Der forensisch-psychiatrische Sachverständige ist in seinem Arbeitsalltag in der Hauptsache mit Gutachten zur Schuldfähigkeit und zur Prognose befasst. Durch die Mindestanforderungen für Schuldfähigkeitsgutachten wurden 2005 erstmals Standards für die Qualität der Gutachten erstellt. Christian Prüter-Schwarte und Kollegen haben in einem ersten Schritt den Katalog der Mindestanforderungen operationalisiert und einen Auswertungsbogen mit 80 Variablen entwickelt. Auf dieser Basis wurden 199 Gutachten durch zwei unabhängige Sachverständige überprüft. Dabei zeigten sich auffallende Unterschiede zwischen den Gutachten, wobei sich die Qualitätsunterschiede auf wesentliche inhaltliche Qualitätsmerkmale wie z.B. Zuordnung zu den Eingangsmerkmalen konzentrierten.
Über einen weiteren spannenden Aufgabenbereich des forensisch-psychiatrischen Sachverständigen berichtet Tilman Wetterling, indem er die Beurteilung der Testierfähigkeit beschreibt, die fast ausschließlich posthum angefordert wird. Ein wesentlicher Punkt ist dabei die Frage, ob und inwieweit der zu Begutachtende zu dem Zeitpunkt der Abfassung seines Testaments noch in der Lage war, eine Entscheidung bezüglich seines Erbes auf der Basis seines aktuellen Informationsstandes zu fällen und dabei die Tragweite seiner Entscheidung für die Erben bzw. Nicht-Erben ermessen konnte.

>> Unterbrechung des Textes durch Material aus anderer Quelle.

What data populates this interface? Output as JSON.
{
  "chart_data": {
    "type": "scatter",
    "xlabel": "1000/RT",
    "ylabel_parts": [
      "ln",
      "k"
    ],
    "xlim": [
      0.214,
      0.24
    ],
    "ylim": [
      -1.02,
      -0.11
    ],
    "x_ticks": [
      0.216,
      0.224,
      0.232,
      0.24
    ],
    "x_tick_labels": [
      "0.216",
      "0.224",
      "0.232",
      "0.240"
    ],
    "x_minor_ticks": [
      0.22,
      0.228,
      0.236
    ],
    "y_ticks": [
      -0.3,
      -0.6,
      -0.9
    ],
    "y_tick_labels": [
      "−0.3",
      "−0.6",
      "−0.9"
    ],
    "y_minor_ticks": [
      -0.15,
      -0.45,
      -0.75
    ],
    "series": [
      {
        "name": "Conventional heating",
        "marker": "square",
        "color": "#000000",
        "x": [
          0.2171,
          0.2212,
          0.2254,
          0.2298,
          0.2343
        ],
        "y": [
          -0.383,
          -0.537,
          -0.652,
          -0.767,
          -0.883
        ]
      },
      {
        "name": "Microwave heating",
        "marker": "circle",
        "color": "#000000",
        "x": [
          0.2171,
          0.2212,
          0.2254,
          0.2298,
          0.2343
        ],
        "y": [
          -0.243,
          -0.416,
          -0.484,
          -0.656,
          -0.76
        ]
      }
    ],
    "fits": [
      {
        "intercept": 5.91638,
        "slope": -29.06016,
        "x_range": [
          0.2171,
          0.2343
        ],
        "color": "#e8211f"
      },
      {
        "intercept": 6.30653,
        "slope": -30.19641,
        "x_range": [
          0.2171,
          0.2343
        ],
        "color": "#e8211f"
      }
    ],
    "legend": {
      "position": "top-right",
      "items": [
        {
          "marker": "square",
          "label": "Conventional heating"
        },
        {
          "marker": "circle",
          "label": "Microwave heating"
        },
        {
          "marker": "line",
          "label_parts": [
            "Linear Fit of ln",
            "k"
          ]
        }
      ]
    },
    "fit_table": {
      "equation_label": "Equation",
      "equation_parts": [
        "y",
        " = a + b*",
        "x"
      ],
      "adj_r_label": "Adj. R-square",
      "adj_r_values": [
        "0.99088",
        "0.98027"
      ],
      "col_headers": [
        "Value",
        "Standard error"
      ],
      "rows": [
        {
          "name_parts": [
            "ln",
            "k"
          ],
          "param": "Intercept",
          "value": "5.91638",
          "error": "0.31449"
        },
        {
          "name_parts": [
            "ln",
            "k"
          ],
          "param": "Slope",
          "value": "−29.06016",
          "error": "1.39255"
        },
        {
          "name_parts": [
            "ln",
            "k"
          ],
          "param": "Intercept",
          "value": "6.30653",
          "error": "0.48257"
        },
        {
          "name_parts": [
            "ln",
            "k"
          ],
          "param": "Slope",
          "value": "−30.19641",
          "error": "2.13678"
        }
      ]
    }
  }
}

Der Täter-Opfer-Ausgleich (TOA) ist in der deutschen Strafrechtspraxis gesetzlich geregelt, so dass jährlich mehrere tausend Verfahren mediiert werden. Empirisch konnten sowohl für Täter als auch für Opfer positive Effekte gefunden werden. Insbesondere fand Andrea Bernd heraus, dass Opfer von Straftaten, die freiwillig an einem TOA teilnahmen – im Vergleich zu Opfern, die nur Verhandlungen beiwohnten –, in Lebensbereichen wie des emotionalen Erlebens deutlich zufriedener waren. Diese Ergebnisse sind richtungweisend und haben Einfluss auf prognostische Entscheidungen des klinisch tätigen Forensikers.
Außerhalb dieses Schwerpunktes zu forensisch-psychiatrischen Themen beschäftigt sich der erste Beitrag dieser Ausgabe mit einer offensichtlich unter den zahnärztlichen Sachverständigen kontrovers diskutierten Frage zur Dringlichkeit eines notwendigen Zahnersatzes.